Shell’s winding down of SA operations part of global transition strategy

Shell has decided to reshape the downstream portfolio and intends to divest shareholding in Shell Downstream South Africa (SDSA). Photographer Ayanda Ndamane/Independent Newspapers

Shell has decided to reshape the downstream portfolio and intends to divest shareholding in Shell Downstream South Africa (SDSA). Photographer Ayanda Ndamane/Independent Newspapers

Published May 9, 2024


SHELL South Africa yesterday said the global company had undertaken a comprehensive review of the downstream and renewables businesses across all regions and markets in line with its focus on performance, discipline, and simplification.

In response to a Business Report enquiry yesterday, Shell SA spokesperson Pam Ntaka said the multinational oil producer had decided to reshape its downstream portfolio and intended to divest shareholding in Shell Downstream South Africa (SDSA) as a result of this review.

“Considering SDSA’s illustrious history, this decision was not taken lightly,” Ntaka said.

“We have made a significant contribution to nation building by powering lives through our products and services, our people, promoting equity and inclusion, and making a positive impact on society through our social investment programmes. We have also built one of South Africa’s most recognisable and loved brands.”

Ntaka said that during the divestment process, they would work to preserve SDSA's operating capabilities, maintain the Shell brand presence, and secure the best possible outcome for their people and customers in South Africa under new ownership.

Rod Crompton, a visiting adjunct professor at the African Energy Leadership Centre of Wits Business School, said Shell’s recent undertaking was more likely a head office global strategy decision to move out of less profitable businesses (the downstream service stations), especially in more risky countries like South Africa and instead to focus on the more profitable upstream (oil and gas exploration and mining of oil and gas) business.
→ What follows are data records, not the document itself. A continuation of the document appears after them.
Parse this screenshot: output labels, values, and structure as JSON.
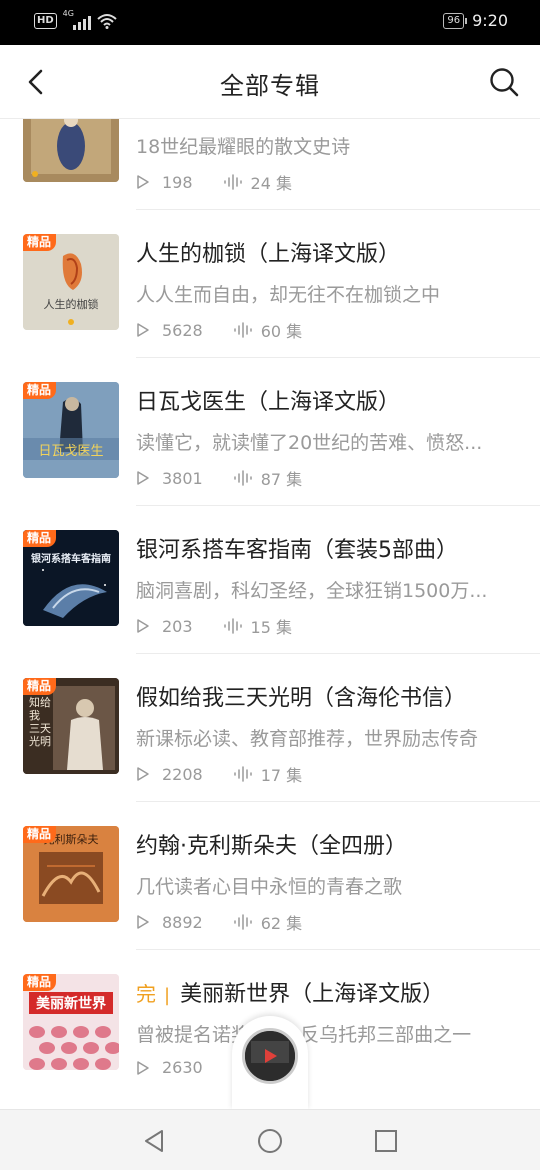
{
  "status_bar": {
    "hd": "HD",
    "network": "4G",
    "battery": "96",
    "time": "9:20"
  },
  "header": {
    "title": "全部专辑"
  },
  "accent_color": "#ff6a1a",
  "items": [
    {
      "title": "",
      "desc": "18世纪最耀眼的散文史诗",
      "plays": "198",
      "episodes": "24 集",
      "badge": "",
      "complete": ""
    },
    {
      "title": "人生的枷锁（上海译文版）",
      "desc": "人人生而自由，却无往不在枷锁之中",
      "plays": "5628",
      "episodes": "60 集",
      "badge": "精品",
      "complete": ""
    },
    {
      "title": "日瓦戈医生（上海译文版）",
      "desc": "读懂它，就读懂了20世纪的苦难、愤怒...",
      "plays": "3801",
      "episodes": "87 集",
      "badge": "精品",
      "complete": ""
    },
    {
      "title": "银河系搭车客指南（套装5部曲）",
      "desc": "脑洞喜剧，科幻圣经，全球狂销1500万...",
      "plays": "203",
      "episodes": "15 集",
      "badge": "精品",
      "complete": ""
    },
    {
      "title": "假如给我三天光明（含海伦书信）",
      "desc": "新课标必读、教育部推荐，世界励志传奇",
      "plays": "2208",
      "episodes": "17 集",
      "badge": "精品",
      "complete": ""
    },
    {
      "title": "约翰·克利斯朵夫（全四册）",
      "desc": "几代读者心目中永恒的青春之歌",
      "plays": "8892",
      "episodes": "62 集",
      "badge": "精品",
      "complete": ""
    },
    {
      "title": "美丽新世界（上海译文版）",
      "desc": "曾被提名诺奖7次，反乌托邦三部曲之一",
      "plays": "2630",
      "episodes": "",
      "badge": "精品",
      "complete": "完",
      "complete_sep": "|"
    }
  ],
  "covers": [
    {
      "text": ""
    },
    {
      "text": "人生的枷锁"
    },
    {
      "text": "日瓦戈医生"
    },
    {
      "text": "银河系搭车客指南"
    },
    {
      "text": "知给我 三天光明"
    },
    {
      "text": "克利斯朵夫"
    },
    {
      "text": "美丽新世界"
    }
  ]
}
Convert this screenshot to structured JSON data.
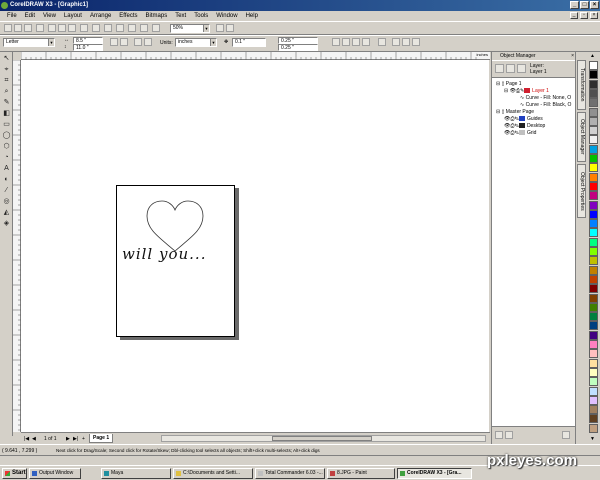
{
  "window": {
    "title": "CorelDRAW X3 - [Graphic1]"
  },
  "menu": [
    "File",
    "Edit",
    "View",
    "Layout",
    "Arrange",
    "Effects",
    "Bitmaps",
    "Text",
    "Tools",
    "Window",
    "Help"
  ],
  "toolbar": {
    "zoom": "50%"
  },
  "property_bar": {
    "paper_type": "Letter",
    "width": "8.5 \"",
    "height": "11.0 \"",
    "units_label": "Units:",
    "units": "inches",
    "nudge": "0.1 \"",
    "dup_x": "0.25 \"",
    "dup_y": "0.25 \""
  },
  "ruler": {
    "unit_label": "inches"
  },
  "canvas": {
    "artwork_text": "will you..."
  },
  "page_nav": {
    "counter": "1 of 1",
    "page_tab": "Page 1"
  },
  "object_manager": {
    "title": "Object Manager",
    "layer_header": [
      "Layer:",
      "Layer 1"
    ],
    "tree": [
      {
        "label": "Page 1",
        "level": 0
      },
      {
        "label": "Layer 1",
        "level": 1,
        "color": "#cc0000",
        "swatch": "#d02030"
      },
      {
        "label": "Curve - Fill: None, O",
        "level": 2
      },
      {
        "label": "Curve - Fill: Black, O",
        "level": 2
      },
      {
        "label": "Master Page",
        "level": 0
      },
      {
        "label": "Guides",
        "level": 1,
        "swatch": "#2040c0"
      },
      {
        "label": "Desktop",
        "level": 1,
        "swatch": "#202020"
      },
      {
        "label": "Grid",
        "level": 1,
        "swatch": "#c0c0c0"
      }
    ]
  },
  "side_tabs": [
    "Transformation",
    "Object Manager",
    "Object Properties"
  ],
  "palette": [
    "#ffffff",
    "#000000",
    "#303030",
    "#505050",
    "#707070",
    "#909090",
    "#b0b0b0",
    "#d0d0d0",
    "#f0f0f0",
    "#00a0e0",
    "#00c000",
    "#ffff00",
    "#ff8000",
    "#ff0000",
    "#c00080",
    "#8000c0",
    "#0000ff",
    "#0080ff",
    "#00ffff",
    "#00ff80",
    "#80ff00",
    "#c0c000",
    "#c08000",
    "#c04000",
    "#800000",
    "#804000",
    "#408000",
    "#008040",
    "#004080",
    "#400080",
    "#ff80c0",
    "#ffc0c0",
    "#ffe0a0",
    "#ffffc0",
    "#c0ffc0",
    "#c0e0ff",
    "#e0c0ff",
    "#a08060",
    "#604020",
    "#c0a080"
  ],
  "status": {
    "coords": "( 9.641 , 7.299 )",
    "hint": "Next click for Drag/Scale; Second click for Rotate/Skew; Dbl-clicking tool selects all objects; Shift+click multi-selects; Alt+click digs"
  },
  "taskbar": {
    "start": "Start",
    "items": [
      {
        "label": "Output Window",
        "color": "#3060c0"
      },
      {
        "label": "Maya",
        "color": "#2090a0"
      },
      {
        "label": "C:\\Documents and Setti...",
        "color": "#e0c040"
      },
      {
        "label": "Total Commander 6.03 -...",
        "color": "#c0c0c0"
      },
      {
        "label": "8.JPG - Paint",
        "color": "#c04040"
      },
      {
        "label": "CorelDRAW X3 - [Gra...",
        "color": "#40a040",
        "active": true
      }
    ]
  },
  "watermark": "pxleyes.com"
}
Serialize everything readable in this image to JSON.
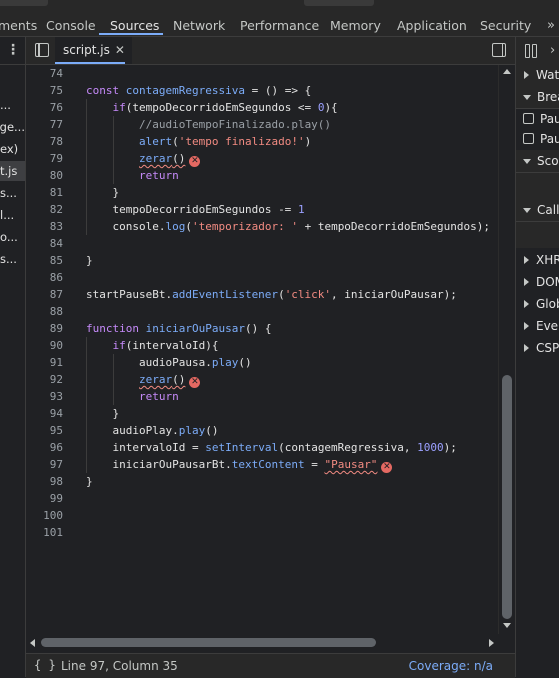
{
  "devtools_tabs": [
    {
      "label": "ments",
      "active": false
    },
    {
      "label": "Console",
      "active": false
    },
    {
      "label": "Sources",
      "active": true
    },
    {
      "label": "Network",
      "active": false
    },
    {
      "label": "Performance",
      "active": false
    },
    {
      "label": "Memory",
      "active": false
    },
    {
      "label": "Application",
      "active": false
    },
    {
      "label": "Security",
      "active": false
    }
  ],
  "overflow_icon": "»",
  "navigator": {
    "kebab_icon": "⋮",
    "items": [
      {
        "label": "...",
        "selected": false
      },
      {
        "label": "ge...",
        "selected": false
      },
      {
        "label": "ex)",
        "selected": false
      },
      {
        "label": "t.js",
        "selected": true
      },
      {
        "label": "s...",
        "selected": false
      },
      {
        "label": "l...",
        "selected": false
      },
      {
        "label": "o...",
        "selected": false
      },
      {
        "label": "s...",
        "selected": false
      }
    ]
  },
  "editor": {
    "file_tab": "script.js",
    "close_icon": "✕"
  },
  "code_lines": [
    {
      "n": "74",
      "indent": 0,
      "html": ""
    },
    {
      "n": "75",
      "indent": 0,
      "html": "<span class='kw'>const</span> <span class='fn'>contagemRegressiva</span> = () => {"
    },
    {
      "n": "76",
      "indent": 1,
      "html": "<span class='kw'>if</span>(tempoDecorridoEmSegundos <= <span class='num'>0</span>){"
    },
    {
      "n": "77",
      "indent": 2,
      "html": "<span class='cm'>//audioTempoFinalizado.play()</span>"
    },
    {
      "n": "78",
      "indent": 2,
      "html": "<span class='fn'>alert</span>(<span class='str'>'tempo finalizado!'</span>)"
    },
    {
      "n": "79",
      "indent": 2,
      "html": "<span class='err-squig'><span class='fn'>zerar</span>()</span><span class='err-icon'>✕</span>"
    },
    {
      "n": "80",
      "indent": 2,
      "html": "<span class='kw'>return</span>"
    },
    {
      "n": "81",
      "indent": 1,
      "html": "}"
    },
    {
      "n": "82",
      "indent": 1,
      "html": "tempoDecorridoEmSegundos -= <span class='num'>1</span>"
    },
    {
      "n": "83",
      "indent": 1,
      "html": "console.<span class='fn'>log</span>(<span class='str'>'temporizador: '</span> + tempoDecorridoEmSegundos);"
    },
    {
      "n": "84",
      "indent": 0,
      "html": ""
    },
    {
      "n": "85",
      "indent": 0,
      "html": "}"
    },
    {
      "n": "86",
      "indent": 0,
      "html": ""
    },
    {
      "n": "87",
      "indent": 0,
      "html": "startPauseBt.<span class='fn'>addEventListener</span>(<span class='str'>'click'</span>, iniciarOuPausar);"
    },
    {
      "n": "88",
      "indent": 0,
      "html": ""
    },
    {
      "n": "89",
      "indent": 0,
      "html": "<span class='kw'>function</span> <span class='fn'>iniciarOuPausar</span>() {"
    },
    {
      "n": "90",
      "indent": 1,
      "html": "<span class='kw'>if</span>(intervaloId){"
    },
    {
      "n": "91",
      "indent": 2,
      "html": "audioPausa.<span class='fn'>play</span>()"
    },
    {
      "n": "92",
      "indent": 2,
      "html": "<span class='err-squig'><span class='fn'>zerar</span>()</span><span class='err-icon'>✕</span>"
    },
    {
      "n": "93",
      "indent": 2,
      "html": "<span class='kw'>return</span>"
    },
    {
      "n": "94",
      "indent": 1,
      "html": "}"
    },
    {
      "n": "95",
      "indent": 1,
      "html": "audioPlay.<span class='fn'>play</span>()"
    },
    {
      "n": "96",
      "indent": 1,
      "html": "intervaloId = <span class='fn'>setInterval</span>(contagemRegressiva, <span class='num'>1000</span>);"
    },
    {
      "n": "97",
      "indent": 1,
      "html": "iniciarOuPausarBt.<span class='prop'>textContent</span> = <span class='err-squig'><span class='str'>\"Pausar\"</span></span><span class='err-icon'>✕</span>"
    },
    {
      "n": "98",
      "indent": 0,
      "html": "}"
    },
    {
      "n": "99",
      "indent": 0,
      "html": ""
    },
    {
      "n": "100",
      "indent": 0,
      "html": ""
    },
    {
      "n": "101",
      "indent": 0,
      "html": ""
    }
  ],
  "status": {
    "braces_icon": "{ }",
    "position": "Line 97, Column 35",
    "coverage": "Coverage: n/a"
  },
  "sidebar": {
    "watch": "Watc",
    "breakpoints": "Brea",
    "pause_uncaught": "Paus",
    "pause_caught": "Paus",
    "scope": "Scop",
    "call_stack": "Call",
    "xhr": "XHR",
    "dom": "DOM",
    "global": "Glob",
    "event": "Even",
    "csp": "CSP"
  }
}
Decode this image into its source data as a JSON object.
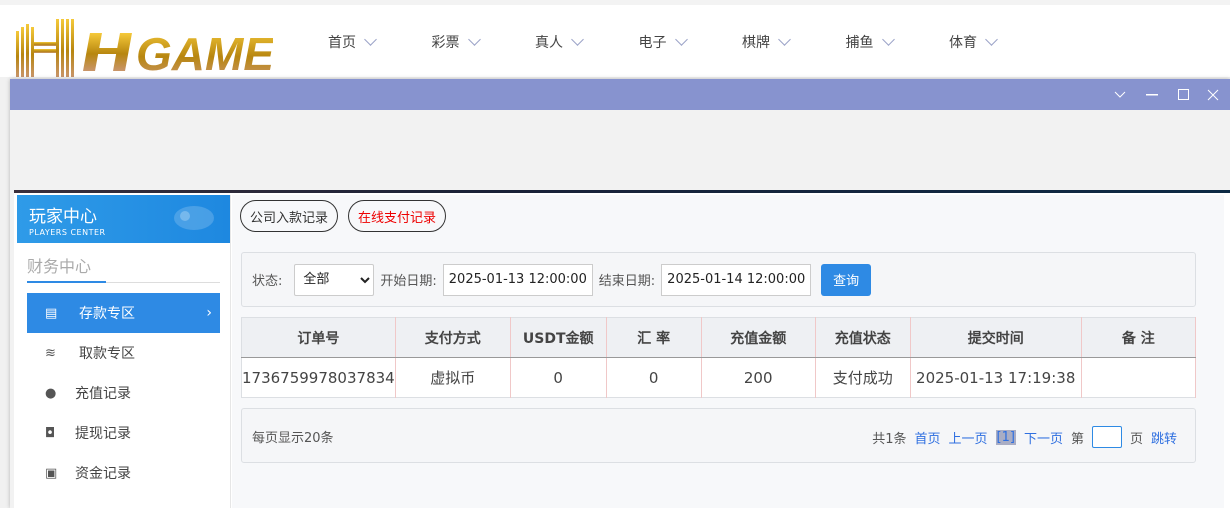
{
  "brand": {
    "logo_text": "HH GAME"
  },
  "nav": [
    {
      "label": "首页"
    },
    {
      "label": "彩票"
    },
    {
      "label": "真人"
    },
    {
      "label": "电子"
    },
    {
      "label": "棋牌"
    },
    {
      "label": "捕鱼"
    },
    {
      "label": "体育"
    }
  ],
  "window": {
    "controls": [
      "chevron-down",
      "minimize",
      "maximize",
      "close"
    ]
  },
  "sidebar": {
    "title": "玩家中心",
    "subtitle": "PLAYERS CENTER",
    "section": "财务中心",
    "items": [
      {
        "label": "存款专区",
        "icon": "card-icon",
        "active": true
      },
      {
        "label": "取款专区",
        "icon": "hand-money-icon"
      },
      {
        "label": "充值记录",
        "icon": "money-bag-icon"
      },
      {
        "label": "提现记录",
        "icon": "wallet-icon"
      },
      {
        "label": "资金记录",
        "icon": "safe-icon"
      }
    ]
  },
  "tabs": [
    {
      "label": "公司入款记录"
    },
    {
      "label": "在线支付记录"
    }
  ],
  "filter": {
    "status_label": "状态:",
    "status_value": "全部",
    "start_label": "开始日期:",
    "start_value": "2025-01-13 12:00:00",
    "end_label": "结束日期:",
    "end_value": "2025-01-14 12:00:00",
    "query": "查询"
  },
  "table": {
    "headers": [
      "订单号",
      "支付方式",
      "USDT金额",
      "汇 率",
      "充值金额",
      "充值状态",
      "提交时间",
      "备 注"
    ],
    "rows": [
      [
        "1736759978037834",
        "虚拟币",
        "0",
        "0",
        "200",
        "支付成功",
        "2025-01-13 17:19:38",
        ""
      ]
    ]
  },
  "pager": {
    "per_page": "每页显示20条",
    "total": "共1条",
    "first": "首页",
    "prev": "上一页",
    "current": "[1]",
    "next": "下一页",
    "page_prefix": "第",
    "page_suffix": "页",
    "jump": "跳转"
  },
  "colors": {
    "accent": "#2e8ae4",
    "titlebar": "#8793cf",
    "tab_active_text": "#e00000"
  }
}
Crompton said he expected Shell would sell its retail assets to another large player, just as Caltex and Engen (Petronas) did.

He said the purchasers of Caltex (Glencore) and Engen (Vitol) were large international trading companies.

“And if Shell goes the same way, now would be a very good time for government to implement its 1998 policy White Paper of deregulating the petrol price,” Crompton said.

“The policy’s intent of price regulation was to keep refineries in South Africa. That has clearly failed with the closure of the Enref, Sapref and PetroSA refineries. There now even less reason to continue regulating the petrol price.

“Instead, policy should be driving at getting the keenest possible prices for motorists and the economy.”

Crompton said Total was the only multinational oil company left with significant operations in the country, and it could easily follow the others that have left.

In March, Shell published its first energy transition update since the launch of its Powering Progress strategy in 2021.

This followed its outlining of how their strategy delivered more value with less emissions, emphasising the “more value” part at its Capital Markets Day in June last year.

In this Energy Transition Update 2024, Shell focused on how the same strategy delivered less emissions.

“Our target to achieve net-zero emissions by 2050 across all our operations and energy products is transforming our business,” it said.

“We believe this target supports the more ambitious goal of the Paris Agreement to limit global warming to 1.5°C above pre-industrial levels.

“Shell’s strategy supports a balanced and orderly transition away from fossil fuels to low-carbon energy solutions to maintain secure and affordable energy supplies.”

At the time, the company said its energy transition plans covered all it businesses.

It said liquefied natural gas (LNG) was a critical fuel in the energy transition, and they were growing their world-leading LNG business with lower carbon intensity.

“As one of the world’s largest energy traders, we can connect the supply of low-carbon energy to demand, as we have done for many years with oil and gas.”